Politicians and businesses have been warning about the lack of growth in Europe for quite some time. The weaker euro is certainly providing a much-needed boost to European exports – but can we rely on a weak currency to bolster the region’s long-term economic health?

No. Europe needs to seize opportunities in emerging markets and capitalise on trade agreements looming on the horizon to return to a stronger, more sustained growth.

Exporters in Europe should set their sights on emerging markets with growing middle classes and plans for large-scale infrastructure investment. Demand for capital goods over the next 15 years, particularly in emerging markets, bodes well for companies that manufacture and trade in machinery and transport equipment.

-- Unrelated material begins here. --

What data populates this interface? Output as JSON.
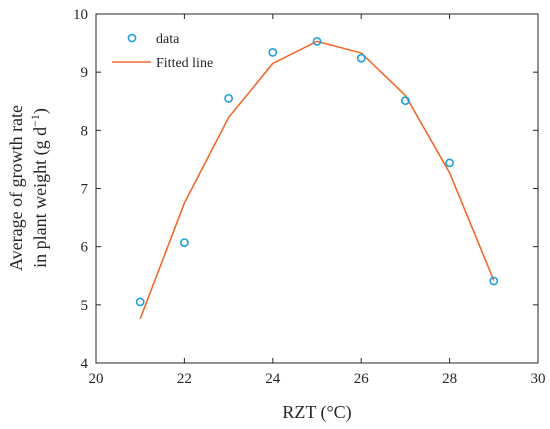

European businesses could also stand to benefit if they set their sights on markets which will benefit from the international trade agreements currently being debated or pending ratification. As HSBC’s Trade Forecast shows, renewed progress in trade liberalisation could reignite global trade. It is up to European businesses to be responsive, productive and agile, to make the most of any opportunities.

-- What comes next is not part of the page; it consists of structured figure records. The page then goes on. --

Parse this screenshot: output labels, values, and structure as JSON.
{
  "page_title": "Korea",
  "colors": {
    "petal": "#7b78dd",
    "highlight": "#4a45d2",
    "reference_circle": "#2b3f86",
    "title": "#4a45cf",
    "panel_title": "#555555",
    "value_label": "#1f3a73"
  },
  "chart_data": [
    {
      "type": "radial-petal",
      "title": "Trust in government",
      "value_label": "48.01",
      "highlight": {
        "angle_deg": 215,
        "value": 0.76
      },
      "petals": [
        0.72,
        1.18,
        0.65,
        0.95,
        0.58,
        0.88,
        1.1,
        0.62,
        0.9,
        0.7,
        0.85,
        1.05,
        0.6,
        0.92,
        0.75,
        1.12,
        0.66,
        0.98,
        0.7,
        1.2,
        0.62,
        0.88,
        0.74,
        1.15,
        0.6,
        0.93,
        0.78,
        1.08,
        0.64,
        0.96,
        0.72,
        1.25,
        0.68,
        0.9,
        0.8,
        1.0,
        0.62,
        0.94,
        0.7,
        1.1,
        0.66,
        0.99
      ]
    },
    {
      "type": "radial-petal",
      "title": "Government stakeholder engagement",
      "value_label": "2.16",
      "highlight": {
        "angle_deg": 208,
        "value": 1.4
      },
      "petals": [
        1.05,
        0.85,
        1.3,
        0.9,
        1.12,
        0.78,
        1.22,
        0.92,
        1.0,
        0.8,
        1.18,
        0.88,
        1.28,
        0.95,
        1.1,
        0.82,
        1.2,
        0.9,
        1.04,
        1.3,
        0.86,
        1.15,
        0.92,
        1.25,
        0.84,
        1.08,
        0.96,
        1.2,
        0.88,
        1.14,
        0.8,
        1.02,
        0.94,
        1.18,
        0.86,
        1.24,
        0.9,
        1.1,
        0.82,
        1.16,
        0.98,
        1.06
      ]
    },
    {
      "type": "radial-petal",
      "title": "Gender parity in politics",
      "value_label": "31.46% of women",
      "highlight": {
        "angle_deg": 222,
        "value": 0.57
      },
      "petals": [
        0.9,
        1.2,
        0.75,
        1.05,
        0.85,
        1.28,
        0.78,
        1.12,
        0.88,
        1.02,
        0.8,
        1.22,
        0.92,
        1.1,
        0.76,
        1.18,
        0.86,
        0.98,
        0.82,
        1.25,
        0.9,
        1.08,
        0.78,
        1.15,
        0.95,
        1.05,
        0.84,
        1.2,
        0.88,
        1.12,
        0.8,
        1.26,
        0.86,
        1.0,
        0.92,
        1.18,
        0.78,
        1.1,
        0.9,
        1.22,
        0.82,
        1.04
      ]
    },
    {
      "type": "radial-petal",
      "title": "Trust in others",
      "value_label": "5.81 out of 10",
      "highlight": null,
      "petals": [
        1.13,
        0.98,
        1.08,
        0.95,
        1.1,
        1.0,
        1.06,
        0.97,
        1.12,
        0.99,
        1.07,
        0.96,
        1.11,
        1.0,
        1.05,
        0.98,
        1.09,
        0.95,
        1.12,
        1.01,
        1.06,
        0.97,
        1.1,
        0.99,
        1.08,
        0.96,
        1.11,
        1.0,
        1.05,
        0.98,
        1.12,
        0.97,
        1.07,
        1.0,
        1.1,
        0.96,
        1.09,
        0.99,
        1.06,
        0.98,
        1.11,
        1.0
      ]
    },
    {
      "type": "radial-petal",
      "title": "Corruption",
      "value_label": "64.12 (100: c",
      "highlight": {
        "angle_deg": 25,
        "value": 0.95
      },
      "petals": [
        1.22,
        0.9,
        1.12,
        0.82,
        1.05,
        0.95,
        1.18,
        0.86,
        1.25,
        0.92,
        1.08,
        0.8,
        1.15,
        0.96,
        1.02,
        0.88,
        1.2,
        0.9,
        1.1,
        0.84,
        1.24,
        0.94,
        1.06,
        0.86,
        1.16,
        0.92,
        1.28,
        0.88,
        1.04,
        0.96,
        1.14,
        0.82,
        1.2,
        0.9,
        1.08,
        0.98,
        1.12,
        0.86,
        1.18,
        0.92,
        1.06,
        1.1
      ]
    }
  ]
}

Let us remember that trade liberalisation – including international trade agreements like the Information Technology Agreement (ITA) – has had a considerable positive impact on global trade in the period leading up to the global financial crisis. Some estimates say these international trade agreements contributed around 20 per cent of the global growth experienced between 1994 and 2004.

The opportunity for Europe’s exporters is clear

Consider that two-way trade with Europe and the US is expected to grow faster than the global average, and that the EU is currently the second largest trading partner to the Association of South-East Asian Nations (Asean) – as well as its biggest foreign investor. Completing these potential trade agreements, such as the Transatlantic Trade and Investment Partnership (TTIP) or a free trade deal between the EU and Asean, which is currently being explored, is clearly in Europe’s interest.

TTIP, for example, could help harmonise regulatory standards that act as barriers to the free flow of trade and investments between the US and the EU, as well as removing simple trade tariffs. Small and medium enterprises (SMEs) could benefit significantly, and some estimates suggest TTIP could raise transatlantic GDP by up to $210 billion a year.

The opportunity for Europe’s exporters is clear, and HSBC’s latest trade forecast report shows why we can be cautiously optimistic on Europe. Several European economies are getting a short-term boost from the weaker euro and benefiting from cyclical upturns in their markets, such as in the UK, France and Ireland. But we must remember these upturns look positive only when compared to the low base from which Europe is emerging – near-zero growth rates and a recession in many of the continent’s countries since 2009.

Ultimately significant risks remain that world trade will continue to undershoot expectations. The United Nations recently cut its global growth forecast for 2015 to 2.8 per cent – and is just one of many multinational organisations to sound the alarm on the global economy.

Trade liberalisation and re-directing our focus on markets like India and those in Asean can provide the growth opportunities that would provide a major boost to European exporters and the larger European economy. Europe cannot rely on a weak euro to make its exports competitive forever.

Tim Reid is the co-head for commercial banking Europe, HSBC.